Margrethe Vestager must have been getting a little antsy. The European Commission antitrust boss has been relatively quiet lately even as her British counterpart has been throwing punches at big tech companies, including by forcing Meta Platforms to divest Giphy and then blocking Microsoft’s purchase of Activision. In contrast, the Europeans said they were OK with the Activision deal going through (Brad Smith is sooo charming!). So maybe it’s not surprising that today the Europeans have knuckled back down on their anti–big tech war with an action to force Alphabet’s Google to divest some of its ad tech business. 

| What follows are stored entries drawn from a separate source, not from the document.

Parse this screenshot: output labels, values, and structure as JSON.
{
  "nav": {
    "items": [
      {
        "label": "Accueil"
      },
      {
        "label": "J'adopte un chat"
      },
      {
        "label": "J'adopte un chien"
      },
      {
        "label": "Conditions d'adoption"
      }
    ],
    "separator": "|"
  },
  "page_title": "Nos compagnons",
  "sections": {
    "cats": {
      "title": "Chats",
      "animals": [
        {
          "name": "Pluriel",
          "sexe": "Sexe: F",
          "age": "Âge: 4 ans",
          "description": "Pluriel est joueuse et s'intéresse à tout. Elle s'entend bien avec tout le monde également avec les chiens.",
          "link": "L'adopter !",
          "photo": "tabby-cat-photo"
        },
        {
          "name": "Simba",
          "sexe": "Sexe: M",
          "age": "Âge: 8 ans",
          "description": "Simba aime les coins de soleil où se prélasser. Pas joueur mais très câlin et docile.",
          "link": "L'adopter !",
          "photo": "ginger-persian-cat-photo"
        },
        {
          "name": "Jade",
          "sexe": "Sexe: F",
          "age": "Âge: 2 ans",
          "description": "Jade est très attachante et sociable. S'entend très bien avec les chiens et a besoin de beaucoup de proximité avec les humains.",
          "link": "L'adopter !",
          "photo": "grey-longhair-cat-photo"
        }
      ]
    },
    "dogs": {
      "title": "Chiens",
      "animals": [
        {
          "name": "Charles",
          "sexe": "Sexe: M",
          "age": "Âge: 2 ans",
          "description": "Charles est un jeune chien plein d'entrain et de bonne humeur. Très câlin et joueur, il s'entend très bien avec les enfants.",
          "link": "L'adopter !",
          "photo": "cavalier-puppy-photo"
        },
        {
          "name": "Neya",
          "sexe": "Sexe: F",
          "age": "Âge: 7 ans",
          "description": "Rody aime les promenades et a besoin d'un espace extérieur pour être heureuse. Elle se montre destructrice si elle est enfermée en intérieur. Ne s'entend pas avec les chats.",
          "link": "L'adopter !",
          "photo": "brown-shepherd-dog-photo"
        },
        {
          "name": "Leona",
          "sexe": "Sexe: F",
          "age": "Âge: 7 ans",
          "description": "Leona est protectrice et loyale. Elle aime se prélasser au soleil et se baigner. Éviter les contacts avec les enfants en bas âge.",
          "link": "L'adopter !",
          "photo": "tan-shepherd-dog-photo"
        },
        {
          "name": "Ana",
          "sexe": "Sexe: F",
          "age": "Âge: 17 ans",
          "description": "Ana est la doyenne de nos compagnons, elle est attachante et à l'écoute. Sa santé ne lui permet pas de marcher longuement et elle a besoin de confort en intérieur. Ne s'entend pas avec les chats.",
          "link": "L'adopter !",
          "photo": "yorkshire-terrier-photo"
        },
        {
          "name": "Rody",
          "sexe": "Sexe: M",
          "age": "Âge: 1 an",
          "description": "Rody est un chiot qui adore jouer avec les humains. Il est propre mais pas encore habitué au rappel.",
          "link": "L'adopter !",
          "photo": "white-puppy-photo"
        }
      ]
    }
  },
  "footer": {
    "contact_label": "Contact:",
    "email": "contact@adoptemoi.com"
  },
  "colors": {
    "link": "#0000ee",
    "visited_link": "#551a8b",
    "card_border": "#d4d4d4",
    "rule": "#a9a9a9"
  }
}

The Europeans have concluded, in a preliminary way, that Google favors its own “online display advertising technology services to the detriment of competing providers,” it said in a statement of objections. This is no small matter. Google controls the tools most commonly used by both websites selling ad space and marketers buying ad space on websites across the internet. On top of that, it also controls the dominant ad exchange, where buyers and sellers “meet in real time, typically via auctions, to buy and sell display ads,” as the Europeans put it. You don’t have to be a European regulator born with a tech-hating gene to think this is a problem. Indeed, the U.S. antitrust police got there first. The Department of Justice sued Google in January on much the same grounds. As my colleague Jessica Lessin wrote in January, the feds’ case is strong.